— Спасибо. — Запутавшись в мыслях, Гагарка, с мокрым носком в руке, обдумал свою жизнь и характер. — Никто не сделал мне по-настоящему много хорошего, Ужасный Тартар, — наконец сказал он, — но, похоже, я сам никогда не делал ничего такого.
— Гагарка, авгур видит лицо бога и слышит его слова, потому что он никогда не знал Женщину. Сивилла, тоже, может видеть и слышать бога, при условии, что она никогда не знала Мужчину. Дети, которые, естественно, не знали их, тоже могут видеть. Это закон, установленный моей матерью, цена, которую она потребовала за дар, предложенный моему отцу. И хотя ее закон действует не на всех людей, как она намеревалась, для большей части он работает достаточно хорошо.

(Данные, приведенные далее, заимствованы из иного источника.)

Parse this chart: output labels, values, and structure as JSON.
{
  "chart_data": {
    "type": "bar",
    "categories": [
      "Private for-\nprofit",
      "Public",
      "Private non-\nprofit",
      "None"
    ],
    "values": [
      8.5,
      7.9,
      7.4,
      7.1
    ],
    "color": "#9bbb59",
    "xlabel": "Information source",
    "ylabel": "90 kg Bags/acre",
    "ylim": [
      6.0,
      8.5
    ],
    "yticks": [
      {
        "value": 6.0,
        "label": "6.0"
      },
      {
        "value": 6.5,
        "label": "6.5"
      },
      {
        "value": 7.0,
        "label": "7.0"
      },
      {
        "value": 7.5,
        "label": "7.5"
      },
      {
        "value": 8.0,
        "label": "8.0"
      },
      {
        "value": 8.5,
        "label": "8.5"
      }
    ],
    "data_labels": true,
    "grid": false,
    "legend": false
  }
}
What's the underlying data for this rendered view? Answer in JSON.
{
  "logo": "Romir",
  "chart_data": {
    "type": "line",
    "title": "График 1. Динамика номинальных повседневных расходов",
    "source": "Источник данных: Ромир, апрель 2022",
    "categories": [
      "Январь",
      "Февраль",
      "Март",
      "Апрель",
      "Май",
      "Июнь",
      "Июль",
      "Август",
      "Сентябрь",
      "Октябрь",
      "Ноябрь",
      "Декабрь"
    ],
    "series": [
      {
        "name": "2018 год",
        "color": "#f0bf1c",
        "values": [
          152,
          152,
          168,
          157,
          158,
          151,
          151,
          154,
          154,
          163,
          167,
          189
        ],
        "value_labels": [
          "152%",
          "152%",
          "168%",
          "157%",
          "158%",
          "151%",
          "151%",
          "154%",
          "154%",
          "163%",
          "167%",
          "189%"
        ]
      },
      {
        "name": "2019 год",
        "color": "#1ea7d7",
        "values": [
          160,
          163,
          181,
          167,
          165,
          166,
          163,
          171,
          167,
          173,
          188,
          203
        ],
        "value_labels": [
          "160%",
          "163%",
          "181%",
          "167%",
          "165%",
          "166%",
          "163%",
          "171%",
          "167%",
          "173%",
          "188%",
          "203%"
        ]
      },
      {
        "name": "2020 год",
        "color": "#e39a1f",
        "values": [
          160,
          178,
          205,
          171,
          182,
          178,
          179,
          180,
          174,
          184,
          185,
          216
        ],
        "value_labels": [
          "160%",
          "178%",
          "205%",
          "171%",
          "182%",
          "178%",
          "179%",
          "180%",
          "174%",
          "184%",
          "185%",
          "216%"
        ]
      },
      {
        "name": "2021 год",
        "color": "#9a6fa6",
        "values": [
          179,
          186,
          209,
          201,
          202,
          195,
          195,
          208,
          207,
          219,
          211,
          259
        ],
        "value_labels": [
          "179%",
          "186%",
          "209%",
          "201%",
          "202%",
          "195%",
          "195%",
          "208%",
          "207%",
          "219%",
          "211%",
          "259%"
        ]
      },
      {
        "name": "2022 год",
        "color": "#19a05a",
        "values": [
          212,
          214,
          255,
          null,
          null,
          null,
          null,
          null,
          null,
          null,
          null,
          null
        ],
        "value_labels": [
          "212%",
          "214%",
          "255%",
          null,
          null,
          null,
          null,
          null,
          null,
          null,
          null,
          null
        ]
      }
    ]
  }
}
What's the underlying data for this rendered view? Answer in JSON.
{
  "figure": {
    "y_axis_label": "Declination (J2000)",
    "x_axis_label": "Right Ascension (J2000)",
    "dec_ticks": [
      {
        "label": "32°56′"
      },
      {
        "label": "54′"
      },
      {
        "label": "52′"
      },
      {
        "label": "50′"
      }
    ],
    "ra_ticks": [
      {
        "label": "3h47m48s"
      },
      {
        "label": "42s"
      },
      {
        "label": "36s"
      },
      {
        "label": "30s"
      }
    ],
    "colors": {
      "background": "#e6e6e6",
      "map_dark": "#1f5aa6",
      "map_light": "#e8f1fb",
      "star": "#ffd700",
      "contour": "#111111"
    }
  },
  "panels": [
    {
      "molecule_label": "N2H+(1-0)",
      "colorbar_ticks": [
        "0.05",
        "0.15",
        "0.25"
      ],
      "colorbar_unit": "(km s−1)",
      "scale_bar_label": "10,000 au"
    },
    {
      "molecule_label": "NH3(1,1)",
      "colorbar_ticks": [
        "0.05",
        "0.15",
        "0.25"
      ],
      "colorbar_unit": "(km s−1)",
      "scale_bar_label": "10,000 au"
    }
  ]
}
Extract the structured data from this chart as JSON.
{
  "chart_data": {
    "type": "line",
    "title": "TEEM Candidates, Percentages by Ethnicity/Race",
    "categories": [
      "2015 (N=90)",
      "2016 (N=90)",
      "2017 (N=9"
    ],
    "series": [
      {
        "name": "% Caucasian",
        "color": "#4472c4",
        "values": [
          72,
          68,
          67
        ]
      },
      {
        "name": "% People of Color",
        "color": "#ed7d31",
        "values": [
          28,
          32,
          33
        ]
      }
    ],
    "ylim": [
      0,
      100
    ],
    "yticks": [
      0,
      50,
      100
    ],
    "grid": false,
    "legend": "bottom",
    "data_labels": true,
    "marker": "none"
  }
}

— Ага, понял, — сказал Гагарка.
— Лица, которыми мы обладали, будучи смертными, давно превратились в пыль, голоса, которыми мы обладали, замолчали тысячу лет назад. Никакой авгур, никакая сивилла в
— Нет, Ужасный Тартар, потому как я не могу видеть тебя.
— Ты видишь, Гагарка, ту часть меня, которую можно увидеть. То есть ничего. Слепым я вышел из чрева матери, и поэтому неспособен сформировать свое визуальное изображение. И я не могу показать тебе Священные Оттенки, которые, на самом деле, являются мыслями моих братьев и сестер перед тем, как они сформируются в Окне. Я не могу продемонстрировать тебе любое лицо, восхитительное или ужасное. Ты видишь лицо, которое я воображаю себе, когда думаю о себе. То есть ничто. Когда я уйду, ты увидишь ту светящуюся серость, о которой упоминал.
— Я б предпочел, чтоб ты немного побыл со мной, Ужасный Тартар. Если Дрофа не собирается возвернуться, я б хотел, чтобы ты побыл со мной. — Гагарка облизал губы. — Могет быть, я не должен так говорить, но учти, что я не имею в виду ничего плохого.
— Говори, Гагарка, мой ночемолец.
— Ну, ежели я могу чего-то такое сделать, чтобы помочь тебе, я сделаю.
Опять наступила тишина, длившаяся очень долго, и Гагарка испугался, что бог вернулся в Главный компьютер, — замолчал даже далекий женский голос.
— Гагарка, мой ночемолец, ты спросил, благодаря какой силе ты слышишь мои слова и понимаешь их.
— Да, что-то вроде этого, — с облегчением выдохнул он.
— Это бывает довольно часто. Закон моей матери не работает на тебе, потому что у тебя что-то не так с мозгами.
— Ага, — кивнул Гагарка, — я знаю. Я грохнулся с нашего фаллоса, когда в него попала граната, и, похоже, приземлился на голову. И сейчас мне как-то все равно, что Дрофа здесь и разговаривает со мной, хотя он дохлый. В старину, я знаю, такое бывало. И Сиськи, я о ней тоже не волнуюсь, хотя вроде бы должен. Я люблю ее, а этот парень, Тур, возможно, пытается залезть на нее прямо сейчас, но она все одно шлюха. — Гагарка пожал плечами. — Надеюсь только, он не сделает ей ничего плохого.
— Ты не можешь жить в этих туннелях, Гагарка, мой ночемолец. Здесь нет еды, для тебя.
— Я и Дрофа, мы попытаемся сбежать отсюда, как только я найду его, — пообещал Гагарка.
— Если бы я вселился в тебя, я бы смог тебя вылечить.
— Давай, вперед.
— Но, Гагарка, мы будем слепыми. Слепыми, как я. У меня никогда не было своих глаз, и поэтому я не смогу глядеть твоими. Но я пойду с тобой, поведу тебя и, если смогу, использую твое тело, чтобы вылечить тебя. Погляди на меня, Гагарка.
— Не на что глядеть, — запротестовал Гагарка.
Но было: запинающийся свет наполнил его такой надеждой, такими удовольствием и ощущением чуда, что Гагарка согласился бы не видеть больше ничего, если бы мог видеть его вечно.
* * *
— Если ты действительно патера Шелк, — сказала ему юная женщина на баррикаде, — они убьют тебя в ту же минуту, как только ты шагнешь отсюда.
— Нет шаг, — пробормотал Орев и повторил: — Нет шаг.
— Вполне возможно, — уступил Шелк. — На самом деле почти наверняка убьют, если ты не захочешь мне помочь.
— Если ты Шелк, тебе ничего не надо просить у меня или моих людей. — Она тревожно оглядела худое аскетическое лицо, освещенное ярким небосветом. — Если ты Шелк, ты — наш командир, и даже генерал Мята должна выполнять твои приказы. Просто прикажи нам, и мы будем обязаны сделать все, что ты нам скажешь.